Sunday, 1 December 2013

Castaways 7

                                 “Just a castaway, an island lost at sea, oh
                                  Another lonely day, with no one here but me, oh
                                  More loneliness than any man could bear
                                  Rescue me before I fall into despair, oh”
                                                         The Police, Message In A Bottle

He was a pirate, a hothead and a knuckle-dragger.
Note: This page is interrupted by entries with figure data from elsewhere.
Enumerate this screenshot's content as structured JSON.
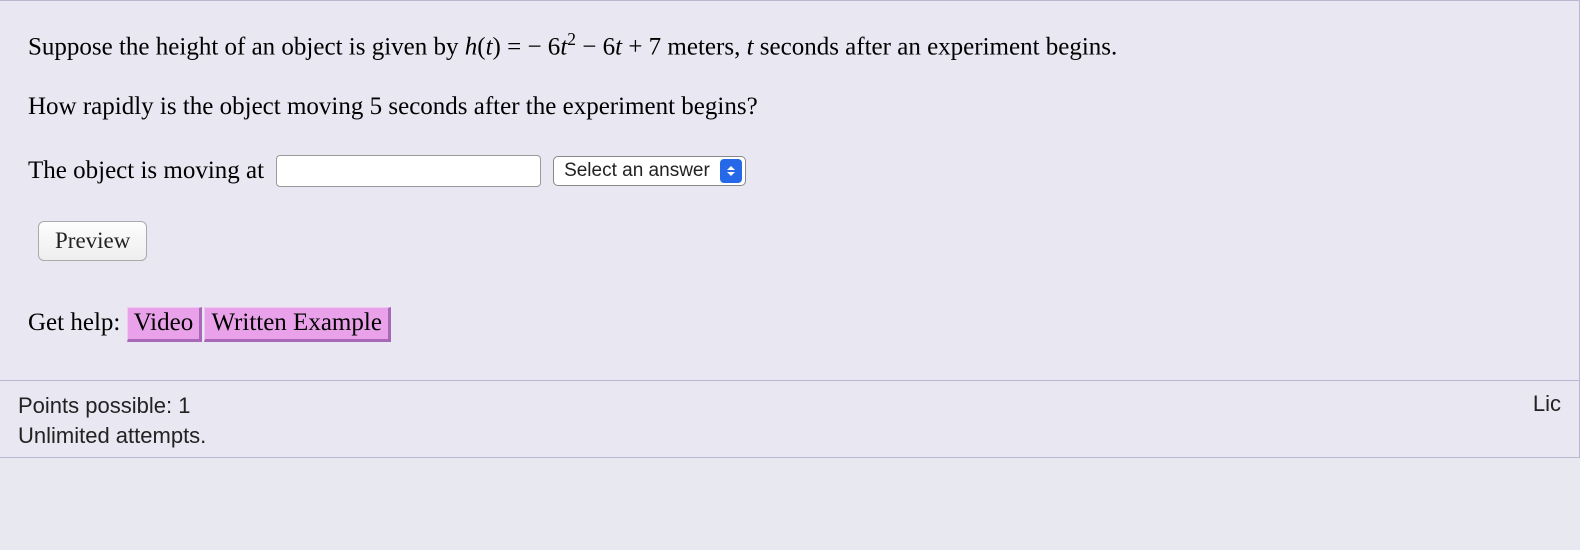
{
  "question": {
    "line1_part1": "Suppose the height of an object is given by ",
    "func_name": "h",
    "func_arg": "t",
    "equals": " = ",
    "coef1": " − 6",
    "var1": "t",
    "exp": "2",
    "coef2": " − 6",
    "var2": "t",
    "tail": " + 7 meters, ",
    "var3": "t",
    "line1_part2": " seconds after an experiment begins.",
    "line2": "How rapidly is the object moving 5 seconds after the experiment begins?"
  },
  "answer": {
    "label": "The object is moving at",
    "input_value": "",
    "select_placeholder": "Select an answer"
  },
  "buttons": {
    "preview": "Preview"
  },
  "help": {
    "label": "Get help:",
    "video": "Video",
    "written": "Written Example"
  },
  "footer": {
    "points": "Points possible: 1",
    "attempts": "Unlimited attempts.",
    "right": "Lic"
  }
}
He was also the archetype of what we have come to consider the essence of the castaway.
Born in 1676, Alexander was the seventh son of a prosperous tanner and cobbler, John Selcraig, from Lower Largo, a Fife fishing village, across the Firth of Forth from Edinburgh, then a bustling metropolis of thirty thousand people. The small Scottish town had a fifteen-foot wide main street, lined by ancient sandstone row houses, with orange pantiled roofs and crow-stepped gables. His mother, Euphan Mackie, shielded him from the discipline of his father, who believed that Alex was ‘spoiled and wayward,’ and had planned for him to join his shoemaking business. Her overprotection resulted in a simmering ‘domestic strife and bickering,’ that only reinforced the young man’s innate quarrelsome and unruly dispostion.
On August 25, 1695, the church elders at the Largo Kirk recorded that ‘Alexr Selchcraig, son to John Selchcraig’ had been summoned to appear for his ‘undecent carriage in ye church.’ Two days later, the elders further noted that the nineteen year-old ‘did not compear being gone away to ye sea: this bussiness is continued till his return.’ Alexander had fled with a Scottish colonizing expedition to Panama, on the ill-fated Darien Disaster.
He didn’t fare much better on his return. In 1701, when his brother, Andrew, made the mistake of laughing at him, after tricking him into drinking seawater out of a tin, Alex beat him with a wooden staff. This ignited a family row that resulted in a further assault on his father, his brother, John, and even John’s wife, Margaret Bell. Once again he was ‘compeared befor the pulpit and made acknowledgment of his sin . . . and was rebuked in face of the congregation for it, and promised amendment in the strenth of the lord, and so was dismissed.’ But Alex, ‘a bit of a bastard, more respected in his absence than in his presence,’ was fed up, and decided to join the English privateers being recruited against French and Spanish interests, a new opportunity derived from the War of the Spanish Succession.